AT118i4h32 G26D27 T57I65 with a N-terminal methionine and alanine and C-terminal His-tag was crystallized at 20 °C by sitting drop vapor diffusion from a 0.5:1 µL mixture of protein stock (6.96 mg/mL AT118i4h32 G26D27, T57I65 in 20 mM Hepes pH 7.4, 150 mM NaCl) and reservoir solution (30% PEG 3350, 280 mM lithium citrate tribasic). Crystals were cryoprotected in 25% PEG 3350, 280 mM lithium citrate tribasic, 15% glycerol and then flash cooled in liquid nitrogen.
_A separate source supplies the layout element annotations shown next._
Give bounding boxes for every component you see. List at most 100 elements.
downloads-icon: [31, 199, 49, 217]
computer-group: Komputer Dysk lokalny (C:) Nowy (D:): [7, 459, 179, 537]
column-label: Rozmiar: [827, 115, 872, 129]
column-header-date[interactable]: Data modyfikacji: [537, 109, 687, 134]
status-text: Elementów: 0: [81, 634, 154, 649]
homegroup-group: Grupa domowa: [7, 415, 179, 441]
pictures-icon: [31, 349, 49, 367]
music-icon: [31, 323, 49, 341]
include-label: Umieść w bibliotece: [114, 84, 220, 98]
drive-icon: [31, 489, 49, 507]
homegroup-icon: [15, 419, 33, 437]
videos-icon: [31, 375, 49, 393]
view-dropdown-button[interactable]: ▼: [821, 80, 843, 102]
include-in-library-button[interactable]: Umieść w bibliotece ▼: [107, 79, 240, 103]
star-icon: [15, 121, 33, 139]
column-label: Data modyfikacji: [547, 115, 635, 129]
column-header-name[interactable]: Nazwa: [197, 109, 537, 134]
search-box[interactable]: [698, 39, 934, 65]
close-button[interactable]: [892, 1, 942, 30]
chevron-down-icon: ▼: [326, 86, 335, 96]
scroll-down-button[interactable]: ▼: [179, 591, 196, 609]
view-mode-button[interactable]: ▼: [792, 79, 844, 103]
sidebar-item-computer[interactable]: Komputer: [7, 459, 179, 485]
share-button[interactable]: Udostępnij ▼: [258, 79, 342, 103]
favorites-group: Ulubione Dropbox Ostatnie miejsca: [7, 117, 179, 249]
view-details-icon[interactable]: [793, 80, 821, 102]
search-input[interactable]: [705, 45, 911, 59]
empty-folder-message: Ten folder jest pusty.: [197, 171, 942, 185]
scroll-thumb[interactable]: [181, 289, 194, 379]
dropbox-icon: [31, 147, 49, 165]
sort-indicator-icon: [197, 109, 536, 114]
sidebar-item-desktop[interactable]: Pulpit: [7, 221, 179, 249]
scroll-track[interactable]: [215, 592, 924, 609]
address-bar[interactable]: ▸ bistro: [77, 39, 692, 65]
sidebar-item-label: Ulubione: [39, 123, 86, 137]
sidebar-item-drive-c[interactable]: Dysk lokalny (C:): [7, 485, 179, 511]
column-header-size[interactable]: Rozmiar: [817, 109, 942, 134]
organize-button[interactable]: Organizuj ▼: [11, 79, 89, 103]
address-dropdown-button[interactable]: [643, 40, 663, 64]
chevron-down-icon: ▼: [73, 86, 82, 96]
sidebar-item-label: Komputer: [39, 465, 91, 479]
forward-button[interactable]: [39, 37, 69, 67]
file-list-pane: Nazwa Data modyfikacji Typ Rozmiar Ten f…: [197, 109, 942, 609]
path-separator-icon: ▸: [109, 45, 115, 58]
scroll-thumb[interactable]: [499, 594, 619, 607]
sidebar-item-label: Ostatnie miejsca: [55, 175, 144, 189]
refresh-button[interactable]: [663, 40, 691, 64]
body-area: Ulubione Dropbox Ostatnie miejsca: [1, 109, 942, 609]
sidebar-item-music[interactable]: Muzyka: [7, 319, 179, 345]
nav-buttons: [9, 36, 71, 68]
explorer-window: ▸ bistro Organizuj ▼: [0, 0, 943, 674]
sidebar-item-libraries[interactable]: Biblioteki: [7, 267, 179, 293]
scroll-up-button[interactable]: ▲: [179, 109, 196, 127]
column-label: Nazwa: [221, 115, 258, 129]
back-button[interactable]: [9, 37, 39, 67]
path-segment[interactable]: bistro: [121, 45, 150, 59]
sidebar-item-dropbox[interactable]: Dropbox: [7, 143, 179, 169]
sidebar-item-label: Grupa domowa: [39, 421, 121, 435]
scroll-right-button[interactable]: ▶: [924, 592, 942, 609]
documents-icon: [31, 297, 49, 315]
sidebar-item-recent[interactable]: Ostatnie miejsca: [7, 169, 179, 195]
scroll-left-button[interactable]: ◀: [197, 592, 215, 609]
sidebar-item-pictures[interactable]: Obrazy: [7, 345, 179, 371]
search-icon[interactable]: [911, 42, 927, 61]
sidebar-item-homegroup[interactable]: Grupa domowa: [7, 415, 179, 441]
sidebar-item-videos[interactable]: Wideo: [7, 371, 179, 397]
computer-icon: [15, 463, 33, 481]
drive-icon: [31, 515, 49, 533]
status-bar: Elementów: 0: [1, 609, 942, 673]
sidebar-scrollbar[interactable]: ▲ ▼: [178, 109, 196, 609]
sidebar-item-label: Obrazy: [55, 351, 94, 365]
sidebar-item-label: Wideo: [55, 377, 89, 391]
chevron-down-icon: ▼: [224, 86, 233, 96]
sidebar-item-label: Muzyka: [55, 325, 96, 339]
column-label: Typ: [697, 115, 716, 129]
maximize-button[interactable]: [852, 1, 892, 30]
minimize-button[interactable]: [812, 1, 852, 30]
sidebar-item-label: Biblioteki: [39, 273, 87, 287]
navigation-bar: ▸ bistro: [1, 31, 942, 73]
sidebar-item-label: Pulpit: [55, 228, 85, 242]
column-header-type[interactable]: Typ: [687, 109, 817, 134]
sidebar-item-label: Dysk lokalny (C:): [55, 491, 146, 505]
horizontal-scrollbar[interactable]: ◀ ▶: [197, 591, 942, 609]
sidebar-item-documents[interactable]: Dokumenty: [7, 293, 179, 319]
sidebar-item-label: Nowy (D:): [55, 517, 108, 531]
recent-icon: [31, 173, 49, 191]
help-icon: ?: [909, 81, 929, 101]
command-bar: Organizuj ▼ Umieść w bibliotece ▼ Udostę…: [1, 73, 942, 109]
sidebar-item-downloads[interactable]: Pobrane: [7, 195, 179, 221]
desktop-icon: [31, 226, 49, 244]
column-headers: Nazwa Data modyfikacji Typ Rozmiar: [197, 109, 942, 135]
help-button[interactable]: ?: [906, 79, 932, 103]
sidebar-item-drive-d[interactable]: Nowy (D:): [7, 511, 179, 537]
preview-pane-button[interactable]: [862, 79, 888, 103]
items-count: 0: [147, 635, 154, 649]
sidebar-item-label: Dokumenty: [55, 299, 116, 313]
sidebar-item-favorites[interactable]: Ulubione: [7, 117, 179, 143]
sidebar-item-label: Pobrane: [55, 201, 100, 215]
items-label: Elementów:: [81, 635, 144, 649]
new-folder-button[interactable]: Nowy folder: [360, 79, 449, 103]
Diffraction data were collected at 100 K on GM/CA beamline 23ID-D at the Advanced Photon Source (APS) at Argonne National Laboratory. Diffraction data were processed using XDS57. The structure of AT118i4h32 was used to solve the AT118i4h32 G26D27 T57I65 crystal structure by molecular replacement using Phaser in the Phenix software suite58. The model was manually completed by iterative rounds of model building and refinement using Coot and Phenix.refine with 69 translation/liberation/screw groups. The structure was validated using Molprobity. Figures were prepared in PyMol59. All software was accessed through SBGrid60.

Thermal shift assay

Differential scanning fluorimetry (DSF) experiments were carried out using a Quant Studio 6 real-time PCR machine (Applied Biosystems). 0.1 mg/mL of AT118i4h32 variants in HBS + 10% glycerol was mixed with Protein Thermal Shift Dye (Applied Biosystem) in a 1:100 (v/v) ratio of protein to dye. Samples were heated from 25–90 °C at a rate of 3 °C per minute. The fluorescence was detected with 470 +/−15 nm excitation and 586 +/−10 nm emission filters. All samples were measured by three biological replicates of technical triplicates. Fluorescence values were fit to the Boltzman equation and melting temperatures (Tm) were extracted from the inflection points of the curves in the Protein Thermal Shift Software (Applied Biosystems).

Statistical methods

Prism software (GraphPad) was used to analyze data and perform error calculations. Data are expressed as arithmetic/geometric mean +/− SEM or arithmetic/geometric mean ± SD.

Reporting summary

Further information on research design is available in the Nature Portfolio Reporting Summary linked to this article.